Centre d’accueil Fedasil de Mouscron: la bourgmestre ordonne de réduire le nombre de résidents de 800 à 400 personnes

Suite à des faits de violences et des incivilités, la bourgmestre de Mouscron a signé un arrêté de police contraignant Fedasil à réduire de moitié la capacité de son centre d’accueil de demandeurs d’asile.

P. Den

Après avoir dû déplorer ces derniers mois de nombreux faits de violences et d’incivilités dans et autour du «Refuge», le centre d’accueil de demandeurs d’asile, la bourgmestre de Mouscron a décidé de poser un geste fort et de durcir le ton en mettant le gestionnaire, Fedasil, face à ses responsabilités.

De 820 à 400 résidents

Brigitte Aubert vient de signer un arrêté de police contraignant Fedasil à réduire de moitié le nombre de résidents.

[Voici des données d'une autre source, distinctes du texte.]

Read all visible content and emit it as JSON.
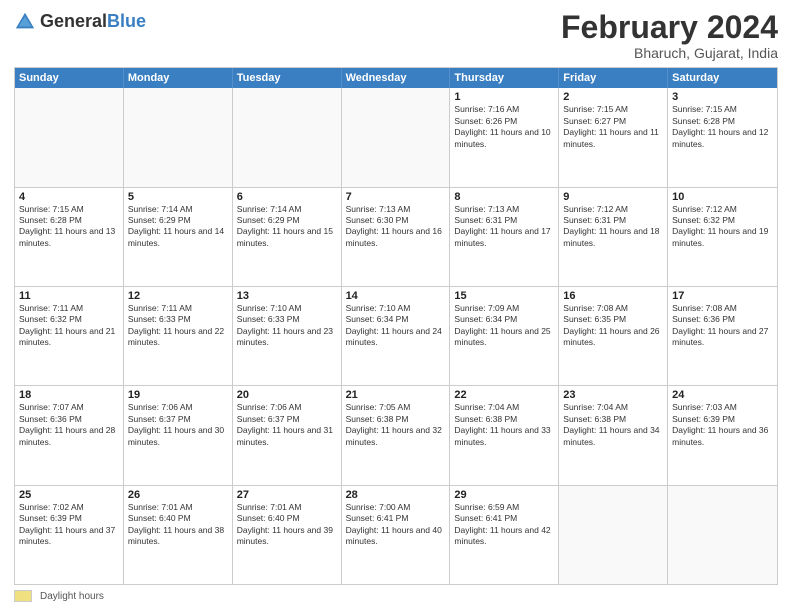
{
  "header": {
    "logo_general": "General",
    "logo_blue": "Blue",
    "month_year": "February 2024",
    "location": "Bharuch, Gujarat, India"
  },
  "calendar": {
    "days_of_week": [
      "Sunday",
      "Monday",
      "Tuesday",
      "Wednesday",
      "Thursday",
      "Friday",
      "Saturday"
    ],
    "footer_label": "Daylight hours",
    "weeks": [
      [
        {
          "day": "",
          "info": ""
        },
        {
          "day": "",
          "info": ""
        },
        {
          "day": "",
          "info": ""
        },
        {
          "day": "",
          "info": ""
        },
        {
          "day": "1",
          "info": "Sunrise: 7:16 AM\nSunset: 6:26 PM\nDaylight: 11 hours and 10 minutes."
        },
        {
          "day": "2",
          "info": "Sunrise: 7:15 AM\nSunset: 6:27 PM\nDaylight: 11 hours and 11 minutes."
        },
        {
          "day": "3",
          "info": "Sunrise: 7:15 AM\nSunset: 6:28 PM\nDaylight: 11 hours and 12 minutes."
        }
      ],
      [
        {
          "day": "4",
          "info": "Sunrise: 7:15 AM\nSunset: 6:28 PM\nDaylight: 11 hours and 13 minutes."
        },
        {
          "day": "5",
          "info": "Sunrise: 7:14 AM\nSunset: 6:29 PM\nDaylight: 11 hours and 14 minutes."
        },
        {
          "day": "6",
          "info": "Sunrise: 7:14 AM\nSunset: 6:29 PM\nDaylight: 11 hours and 15 minutes."
        },
        {
          "day": "7",
          "info": "Sunrise: 7:13 AM\nSunset: 6:30 PM\nDaylight: 11 hours and 16 minutes."
        },
        {
          "day": "8",
          "info": "Sunrise: 7:13 AM\nSunset: 6:31 PM\nDaylight: 11 hours and 17 minutes."
        },
        {
          "day": "9",
          "info": "Sunrise: 7:12 AM\nSunset: 6:31 PM\nDaylight: 11 hours and 18 minutes."
        },
        {
          "day": "10",
          "info": "Sunrise: 7:12 AM\nSunset: 6:32 PM\nDaylight: 11 hours and 19 minutes."
        }
      ],
      [
        {
          "day": "11",
          "info": "Sunrise: 7:11 AM\nSunset: 6:32 PM\nDaylight: 11 hours and 21 minutes."
        },
        {
          "day": "12",
          "info": "Sunrise: 7:11 AM\nSunset: 6:33 PM\nDaylight: 11 hours and 22 minutes."
        },
        {
          "day": "13",
          "info": "Sunrise: 7:10 AM\nSunset: 6:33 PM\nDaylight: 11 hours and 23 minutes."
        },
        {
          "day": "14",
          "info": "Sunrise: 7:10 AM\nSunset: 6:34 PM\nDaylight: 11 hours and 24 minutes."
        },
        {
          "day": "15",
          "info": "Sunrise: 7:09 AM\nSunset: 6:34 PM\nDaylight: 11 hours and 25 minutes."
        },
        {
          "day": "16",
          "info": "Sunrise: 7:08 AM\nSunset: 6:35 PM\nDaylight: 11 hours and 26 minutes."
        },
        {
          "day": "17",
          "info": "Sunrise: 7:08 AM\nSunset: 6:36 PM\nDaylight: 11 hours and 27 minutes."
        }
      ],
      [
        {
          "day": "18",
          "info": "Sunrise: 7:07 AM\nSunset: 6:36 PM\nDaylight: 11 hours and 28 minutes."
        },
        {
          "day": "19",
          "info": "Sunrise: 7:06 AM\nSunset: 6:37 PM\nDaylight: 11 hours and 30 minutes."
        },
        {
          "day": "20",
          "info": "Sunrise: 7:06 AM\nSunset: 6:37 PM\nDaylight: 11 hours and 31 minutes."
        },
        {
          "day": "21",
          "info": "Sunrise: 7:05 AM\nSunset: 6:38 PM\nDaylight: 11 hours and 32 minutes."
        },
        {
          "day": "22",
          "info": "Sunrise: 7:04 AM\nSunset: 6:38 PM\nDaylight: 11 hours and 33 minutes."
        },
        {
          "day": "23",
          "info": "Sunrise: 7:04 AM\nSunset: 6:38 PM\nDaylight: 11 hours and 34 minutes."
        },
        {
          "day": "24",
          "info": "Sunrise: 7:03 AM\nSunset: 6:39 PM\nDaylight: 11 hours and 36 minutes."
        }
      ],
      [
        {
          "day": "25",
          "info": "Sunrise: 7:02 AM\nSunset: 6:39 PM\nDaylight: 11 hours and 37 minutes."
        },
        {
          "day": "26",
          "info": "Sunrise: 7:01 AM\nSunset: 6:40 PM\nDaylight: 11 hours and 38 minutes."
        },
        {
          "day": "27",
          "info": "Sunrise: 7:01 AM\nSunset: 6:40 PM\nDaylight: 11 hours and 39 minutes."
        },
        {
          "day": "28",
          "info": "Sunrise: 7:00 AM\nSunset: 6:41 PM\nDaylight: 11 hours and 40 minutes."
        },
        {
          "day": "29",
          "info": "Sunrise: 6:59 AM\nSunset: 6:41 PM\nDaylight: 11 hours and 42 minutes."
        },
        {
          "day": "",
          "info": ""
        },
        {
          "day": "",
          "info": ""
        }
      ]
    ]
  }
}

Actuellement, le centre accueille quelque 820 résidents (capacité maximale, 956 personnes), mais par cet arrêté de police, sa capacité a été réduite, avec effet immédiat, à 400 personnes.

"Les rapports de police administrative soulignent la situation d'insécurité générée par le centre ouvert de demandeurs d'asile et son aggravation au fil des mois, avec une récente détérioration significative de la situation, relève Brigitte Aubert dans son arrêté de police. L'autorité communale ne peut laisser perdurer une situation qui trouble gravement et de manière durable et récurrente l'ordre public. Seule une mesure de restriction de la capacité d'accueil et de mise en œuvre de mesure organisationnelles et structurelles sera de nature à faire cesser ou réduire les troubles à l'ordre public constatés.» Il est aussi demandé que la population du centre soit composée aux deux tiers de familles pour un tiers d'hommes «isolés»; « la grande majorité des faits entraînant les interventions de la police et des services de secours étant provoqués par ce profil de résident».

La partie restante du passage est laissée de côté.